Es geht um das klassische Hollywood der 1920er, ein legendäres Sündenbabel, dessen Exzesse bereits die Anfangsszene zusammenfasst, eine Party eines Hollywoodproduzenten, bei der alle Hauptfiguren erstmals aufkreuzen. Manny Torres (Diego Calva) ist ein Hollywoodhandlanger, dessen aktuelle Aufgabe das Management besagter Feier ist – worunter auch das Beschaffen eines Elefanten gehört. Jack Conrad (Brad Pitt) ist der größte Filmstar jener Ära, Nellie LaRoy (Margot Robbie) dagegen eine ehrgeizige Möchtegernschauspielerin, die durch eine aufreizende Tanzperformance auf der Party (und den überdosisbedingten Ausfall der Erstbesetzung) ihre erste Filmrolle ergattert. Lady Fay Zhu (Li Jun Li) singt als Showact schmutzige Lieder, Trompeter Sidney Palmer (Jovan Adepo) begleitet als Teil der Band den Abend musikalisch und Filmreporterin Elinor St.

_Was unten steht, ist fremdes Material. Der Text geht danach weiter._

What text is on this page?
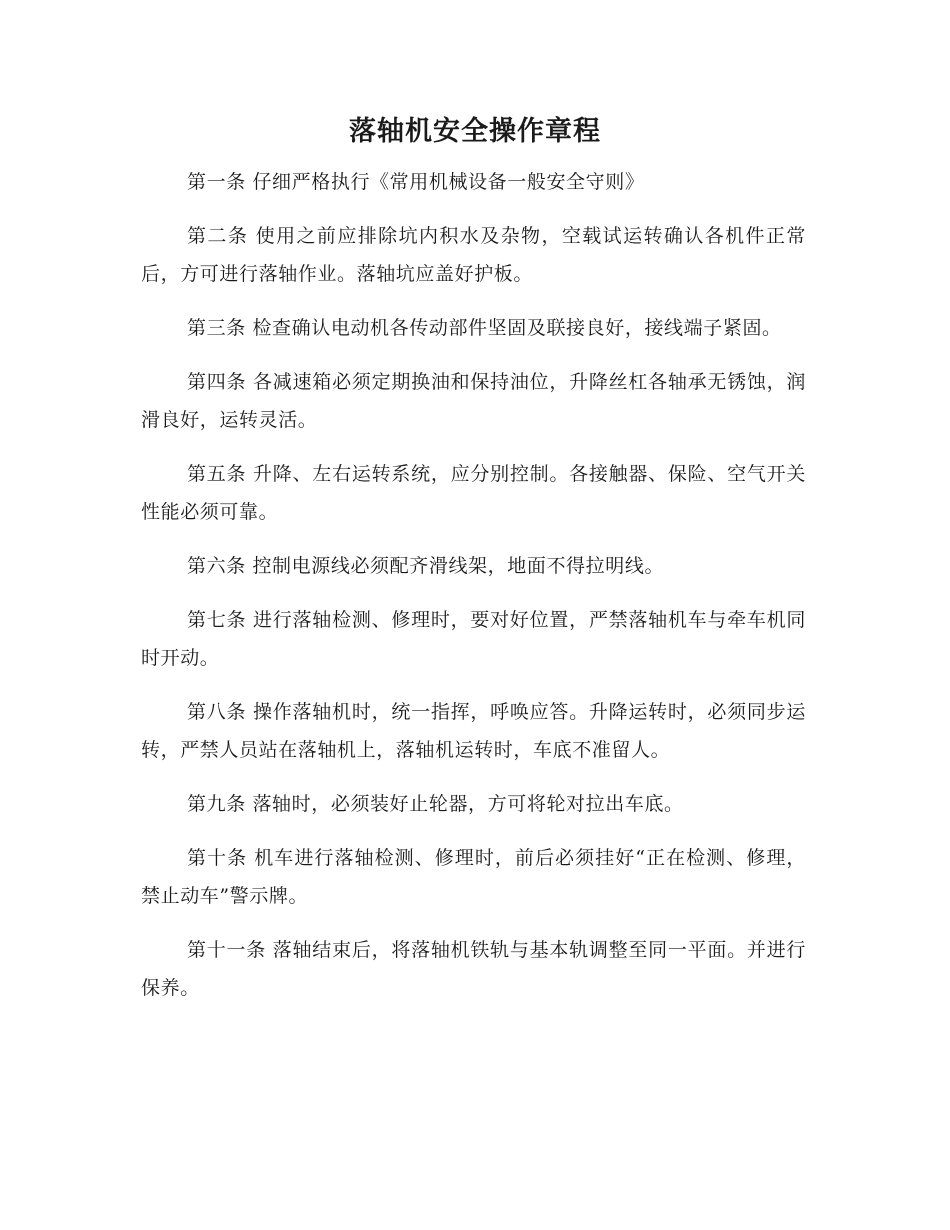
落轴机安全操作章程

第一条 仔细严格执行《常用机械设备一般安全守则》

第二条 使用之前应排除坑内积水及杂物，空载试运转确认各机件正常后，方可进行落轴作业。落轴坑应盖好护板。

第三条 检查确认电动机各传动部件坚固及联接良好，接线端子紧固。

第四条 各减速箱必须定期换油和保持油位，升降丝杠各轴承无锈蚀，润滑良好，运转灵活。

第五条 升降、左右运转系统，应分别控制。各接触器、保险、空气开关性能必须可靠。

第六条 控制电源线必须配齐滑线架，地面不得拉明线。

第七条 进行落轴检测、修理时，要对好位置，严禁落轴机车与牵车机同时开动。

第八条 操作落轴机时，统一指挥，呼唤应答。升降运转时，必须同步运转，严禁人员站在落轴机上，落轴机运转时，车底不准留人。

第九条 落轴时，必须装好止轮器，方可将轮对拉出车底。

第十条 机车进行落轴检测、修理时，前后必须挂好“正在检测、修理，禁止动车”警示牌。

第十一条 落轴结束后，将落轴机铁轨与基本轨调整至同一平面。并进行保养。
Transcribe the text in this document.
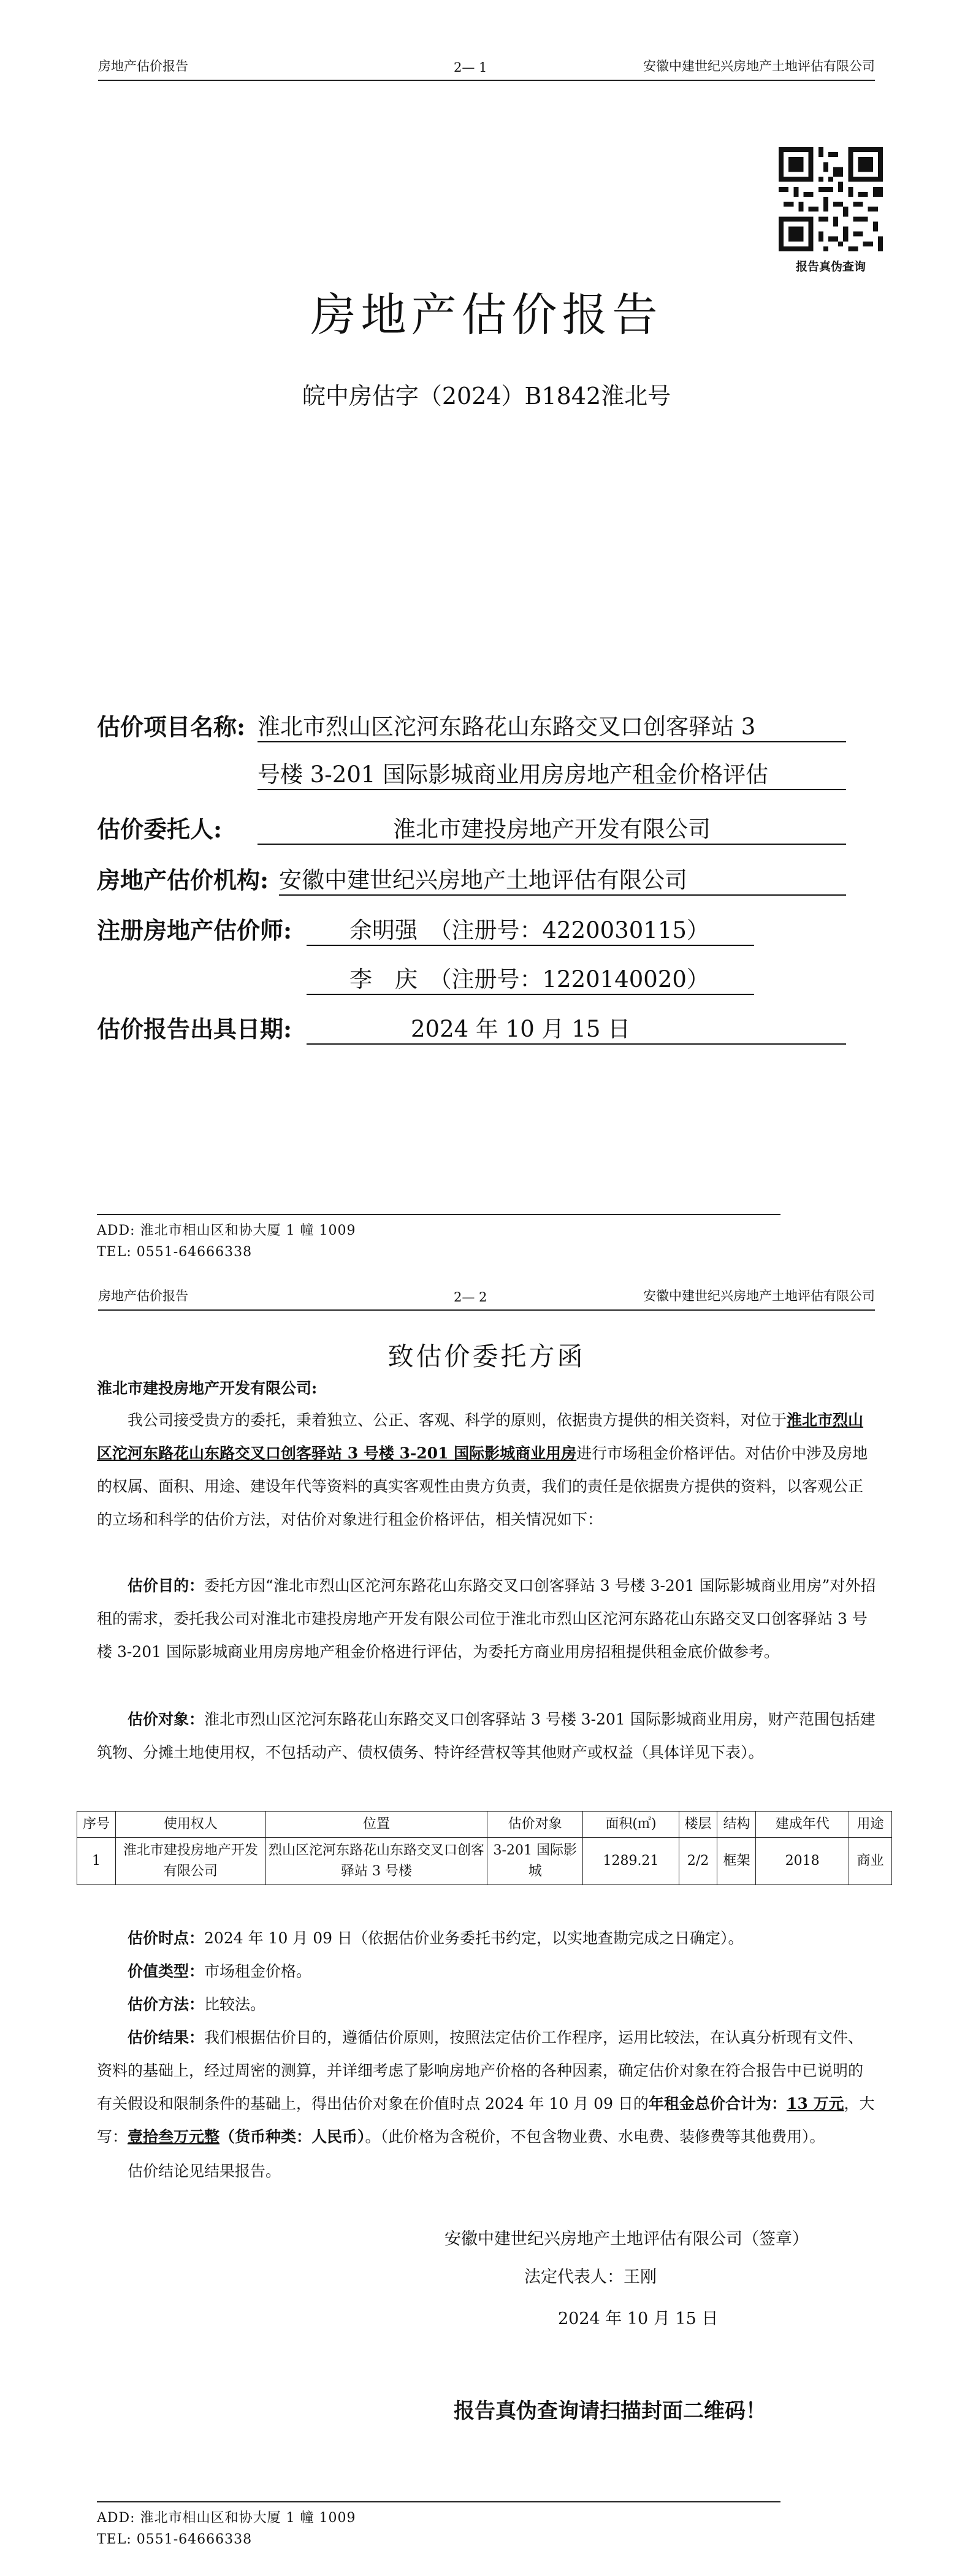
房地产估价报告	2— 1	安徽中建世纪兴房地产土地评估有限公司
报告真伪查询
房地产估价报告
皖中房估字（2024）B1842淮北号
估价项目名称: 淮北市烈山区沱河东路花山东路交叉口创客驿站 3
号楼 3-201 国际影城商业用房房地产租金价格评估
估价委托人:	淮北市建投房地产开发有限公司
房地产估价机构: 安徽中建世纪兴房地产土地评估有限公司
注册房地产估价师:	余明强　（注册号：4220030115）
李　庆　（注册号：1220140020）
估价报告出具日期:	2024 年 10 月 15 日
ADD: 淮北市相山区和协大厦 1 幢 1009
TEL: 0551-64666338
房地产估价报告	2— 2	安徽中建世纪兴房地产土地评估有限公司
致估价委托方函
淮北市建投房地产开发有限公司:
我公司接受贵方的委托，秉着独立、公正、客观、科学的原则，依据贵方提供的相关资料，对位于淮北市烈山区沱河东路花山东路交叉口创客驿站 3 号楼 3-201 国际影城商业用房进行市场租金价格评估。对估价中涉及房地的权属、面积、用途、建设年代等资料的真实客观性由贵方负责，我们的责任是依据贵方提供的资料，以客观公正的立场和科学的估价方法，对估价对象进行租金价格评估，相关情况如下：
估价目的：委托方因“淮北市烈山区沱河东路花山东路交叉口创客驿站 3 号楼 3-201 国际影城商业用房”对外招租的需求，委托我公司对淮北市建投房地产开发有限公司位于淮北市烈山区沱河东路花山东路交叉口创客驿站 3 号楼 3-201 国际影城商业用房房地产租金价格进行评估，为委托方商业用房招租提供租金底价做参考。
估价对象：淮北市烈山区沱河东路花山东路交叉口创客驿站 3 号楼 3-201 国际影城商业用房，财产范围包括建筑物、分摊土地使用权，不包括动产、债权债务、特许经营权等其他财产或权益（具体详见下表）。
序号	使用权人	位置	估价对象	面积(㎡)	楼层	结构	建成年代	用途
1	淮北市建投房地产开发有限公司	烈山区沱河东路花山东路交叉口创客驿站 3 号楼	3-201 国际影城	1289.21	2/2	框架	2018	商业
估价时点：2024 年 10 月 09 日（依据估价业务委托书约定，以实地查勘完成之日确定）。
价值类型：市场租金价格。
估价方法：比较法。
估价结果：我们根据估价目的，遵循估价原则，按照法定估价工作程序，运用比较法，在认真分析现有文件、资料的基础上，经过周密的测算，并详细考虑了影响房地产价格的各种因素，确定估价对象在符合报告中已说明的有关假设和限制条件的基础上，得出估价对象在价值时点 2024 年 10 月 09 日的年租金总价合计为：13 万元，大写：壹拾叁万元整（货币种类：人民币）。（此价格为含税价，不包含物业费、水电费、装修费等其他费用）。
估价结论见结果报告。
安徽中建世纪兴房地产土地评估有限公司（签章）
法定代表人：王刚
2024 年 10 月 15 日
报告真伪查询请扫描封面二维码！
ADD: 淮北市相山区和协大厦 1 幢 1009
TEL: 0551-64666338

John (Jean Smart) ist nicht nur als Gast dort, sondern auch per Du mit all den Stars, über die sie berichtet.
Und schon am Auftakt merkt man: „Babylon“ stellt Exzess nicht nur dar, sondern ist selbst exzessiv. Erst nach ungefähr einer halben Stunde erfolgt die Einblendung des Titels, um zu verdeutlichen, dass die ausschweifende Party nur ein Prolog, eine Vorschau auf Kommendes war. In der Folgezeit arbeitet sich Nellie durch Talent, Sex-Appeal und Intrigen zum gefragten Jungstar hoch, Manny hingegen erklimmt langsam aber stetig Hollywoodkarriereleiter. Einige Figuren sind zu Beginn des Films bereits im Olymp, andere kommen erst noch dort hin – „Babylon“ erzählt die klassische Story von einer Glitzerwelt, in der es für die Protagonisten immer höher hinausgeht, bis der Fall kommt.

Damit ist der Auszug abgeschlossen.